When Brian and I married in the summer of 1990 he had been in the Navy for almost three years and was stationed at Pearl Harbor in Hawaii. We were very young, he was 20 and I was 18. The first two and a half years were amazing. We lived in Hawaii and although we didn’t have much we had each other and were living in paradise. At this point, Navy life was great! We were together every day and had many adventures exploring the island of Oahu. We were young, in love and were connected.
A lot change in the February 1992 when we transferred to San Diego, California. Brian was stationed on the USS Kitty Hawk and within the first few months of our arrival in San Diego he was underway frequently. His first six-month WestPac (Western Pacific Cruise) was in November, which meant six months of separation, and was just in time for the holidays. The first year of his assignment was tough. I had just turned 20, and up to that point, never lived alone in my life. Our life of living in paradise and having adventures every day had ended…at least for a season. Brian was gone more than he was home and we were faced with learning how to be married and separated all at the same time. And we had to figure out how we were going to stay connected while he was away. It was hard! We each had emotions and feelings that were difficult to express and we argued often, especially around the time he was to deploy. At times it would get kind of ugly and although we loved each other it was difficult to express how we were both feeling.
The weeks leading up to Brian’s first six-month WestPac were rough. It was the little things that would cause one of us to become irritated or frustrated with one another. Then one day we decided to not count the days to his deployment and focus on the present. We knew that the day was coming but when we focused on the day we missed out on the time we had with each other. That one small adjustment in our thinking transformed the rest of our 23-year military career.

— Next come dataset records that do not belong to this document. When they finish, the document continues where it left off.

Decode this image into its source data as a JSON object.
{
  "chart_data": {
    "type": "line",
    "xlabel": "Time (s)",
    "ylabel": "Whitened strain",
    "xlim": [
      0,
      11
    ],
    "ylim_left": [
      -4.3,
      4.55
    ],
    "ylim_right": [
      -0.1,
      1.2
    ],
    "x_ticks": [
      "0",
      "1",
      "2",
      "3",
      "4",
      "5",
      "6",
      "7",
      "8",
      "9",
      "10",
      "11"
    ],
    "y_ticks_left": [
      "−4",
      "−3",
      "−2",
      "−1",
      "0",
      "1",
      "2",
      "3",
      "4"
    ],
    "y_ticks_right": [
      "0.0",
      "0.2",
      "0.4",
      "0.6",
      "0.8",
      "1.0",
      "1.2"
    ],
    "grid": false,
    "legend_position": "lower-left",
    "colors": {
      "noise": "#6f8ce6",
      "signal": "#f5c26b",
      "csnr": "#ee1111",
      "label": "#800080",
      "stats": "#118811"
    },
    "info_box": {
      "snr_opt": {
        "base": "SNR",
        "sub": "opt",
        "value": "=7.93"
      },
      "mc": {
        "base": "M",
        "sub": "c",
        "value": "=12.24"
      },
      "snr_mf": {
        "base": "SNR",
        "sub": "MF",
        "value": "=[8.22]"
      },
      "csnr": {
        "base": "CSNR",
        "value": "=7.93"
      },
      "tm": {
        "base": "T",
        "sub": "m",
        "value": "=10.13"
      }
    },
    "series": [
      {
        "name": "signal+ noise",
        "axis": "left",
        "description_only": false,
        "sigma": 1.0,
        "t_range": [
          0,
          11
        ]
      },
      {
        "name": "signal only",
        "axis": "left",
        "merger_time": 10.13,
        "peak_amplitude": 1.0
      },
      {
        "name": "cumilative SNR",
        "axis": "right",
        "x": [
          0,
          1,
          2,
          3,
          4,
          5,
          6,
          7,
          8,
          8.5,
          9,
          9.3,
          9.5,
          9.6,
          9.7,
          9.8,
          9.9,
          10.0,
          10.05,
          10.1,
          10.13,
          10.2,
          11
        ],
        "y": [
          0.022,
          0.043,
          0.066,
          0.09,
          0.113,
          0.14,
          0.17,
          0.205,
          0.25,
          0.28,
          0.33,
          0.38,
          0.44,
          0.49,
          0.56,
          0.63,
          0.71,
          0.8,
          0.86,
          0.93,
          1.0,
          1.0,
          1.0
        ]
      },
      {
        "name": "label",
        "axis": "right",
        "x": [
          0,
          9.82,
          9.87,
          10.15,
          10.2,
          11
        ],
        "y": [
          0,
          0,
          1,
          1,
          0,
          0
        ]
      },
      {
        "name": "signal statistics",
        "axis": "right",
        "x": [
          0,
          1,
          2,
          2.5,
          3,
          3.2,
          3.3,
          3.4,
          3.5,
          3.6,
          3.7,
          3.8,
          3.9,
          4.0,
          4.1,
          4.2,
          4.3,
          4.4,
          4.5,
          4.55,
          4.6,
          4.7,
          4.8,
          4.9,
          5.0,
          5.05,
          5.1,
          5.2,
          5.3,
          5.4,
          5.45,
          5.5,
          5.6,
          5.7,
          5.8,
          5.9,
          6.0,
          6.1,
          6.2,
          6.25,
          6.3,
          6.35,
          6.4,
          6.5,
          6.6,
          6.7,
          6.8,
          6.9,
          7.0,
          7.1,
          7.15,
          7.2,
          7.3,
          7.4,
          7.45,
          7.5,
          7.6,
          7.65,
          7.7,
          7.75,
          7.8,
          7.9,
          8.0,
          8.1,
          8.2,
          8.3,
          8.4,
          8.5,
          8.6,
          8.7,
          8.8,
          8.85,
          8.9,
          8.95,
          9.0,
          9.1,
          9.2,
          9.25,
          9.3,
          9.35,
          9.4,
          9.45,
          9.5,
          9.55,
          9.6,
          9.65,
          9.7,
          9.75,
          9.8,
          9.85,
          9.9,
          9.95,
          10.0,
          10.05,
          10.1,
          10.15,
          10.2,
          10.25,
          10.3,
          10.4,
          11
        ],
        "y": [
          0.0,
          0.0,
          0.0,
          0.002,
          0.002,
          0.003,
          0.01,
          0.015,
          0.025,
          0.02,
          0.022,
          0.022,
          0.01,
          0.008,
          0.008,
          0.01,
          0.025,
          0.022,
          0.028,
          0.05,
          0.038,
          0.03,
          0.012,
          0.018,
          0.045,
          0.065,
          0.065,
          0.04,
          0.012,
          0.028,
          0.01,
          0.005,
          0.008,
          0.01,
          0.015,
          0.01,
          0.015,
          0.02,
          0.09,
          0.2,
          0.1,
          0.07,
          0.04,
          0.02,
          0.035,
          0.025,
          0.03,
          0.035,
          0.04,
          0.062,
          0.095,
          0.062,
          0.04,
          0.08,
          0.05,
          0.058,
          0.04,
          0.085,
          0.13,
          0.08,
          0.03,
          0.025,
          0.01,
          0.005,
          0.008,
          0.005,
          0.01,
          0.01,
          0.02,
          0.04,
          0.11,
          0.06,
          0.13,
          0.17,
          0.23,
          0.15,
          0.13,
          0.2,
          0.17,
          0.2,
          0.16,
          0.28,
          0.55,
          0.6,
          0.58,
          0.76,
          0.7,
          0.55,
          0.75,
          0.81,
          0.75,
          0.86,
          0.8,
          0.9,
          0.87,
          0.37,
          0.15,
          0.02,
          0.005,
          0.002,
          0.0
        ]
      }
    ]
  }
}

When we took the focus off how few days we had left and focused on the present our frustrations were less. He wasn’t worried about my safety or security while he was gone and I wasn’t worried about how many days it would be before I would hear from him or if he was going to be safe and come home.
Remember, this was 1992 and we didn’t have the Internet or email so it would sometimes be weeks before we would get mail from each other and sometimes I’d get a phone call before a letter ever arrived. Staying connected had its challenges. I wrote Brian every day (sometimes twice a day) and numbered every envelope. Numbering the letters helped so when the ship had a mail call and he got a bunch of letters at once he would be able to read them in order. Mail was one way for us to stay connected. Even after the Internet and email advances in the latter part of our career, I still wrote letter and numbered them. There is just something special about getting a letter that is hand written; it is way more personal.
Five things we learned in the early years of our military career helped us stay connected for the remaining years.
- Trust God. Our trust in God and staying connected to Him helped us stay connected to each other. It’s hard to trust God when we don’t know the future; especially when your spouse is getting ready to leave for a long period of time. Our trust in God is what helped us through some of the longest separations in Brian’s military career. Putting your faith in Him is the only way we found that helped us through countless deployments and long-term separations. (Trust in God and lean not on your own understanding.)
- Focus on the present. Too often we focused on the future, which caused us to miss out on the present. When we focused on the future, worry, anxiety, frustration, and fear would rob us of the time we had together. Focusing on the future would cause us to disconnect from each other in order to not feel the pain of the upcoming separation. Staying focused on the present kept us connected.
- Nix counting the days. Counting days until deployment brings anxiety. Take each day as it comes. Find ways to do meaningful things for each other that builds memories.
- Do your best to refrain from talking about the “what ifs”. What if this happens, or what if that happens. Most of the “what ifs” don’t even come to fruition and talking about the unknown is sure to create anxiety in both of you (and if you have children it will create some fear in them as well). No one knows the future…only God. So trust God for the future. He knows what tomorrow holds.
- Communicate, communicate, communicate. And when I say communicate, I mean communicate regularly and as much as possible with a healthy filter. We learned that sometimes it was not the best thing to communicate about issues or concerns the other spouse can do nothing about from thousands of miles away. For example, I wouldn’t communicate about something that broke because that would cause Brian to want to “fix it” and he couldn’t. I would tell him after the fact that everything turned out ok. The key is to understand what and when something needs to be communicated, and not every thing needs to be talked about at the moment it happens. Learning to communicate well is an on going process so if you don’t get it down right away, keep working at it…the journey will produce fruit.
Military life is not easy, especially in today’s world and with the increasing number and frequency of deployments. Finding your groove or your special way of staying connected is critical. Brian and I have had our ups and downs but we have remained committed to staying connected—even now that he is retired.
The time and commitment you put into staying connected is well worth every struggle, tear, joy and laughter. I hope these five simple ideas for staying connected will benefit you on your journey.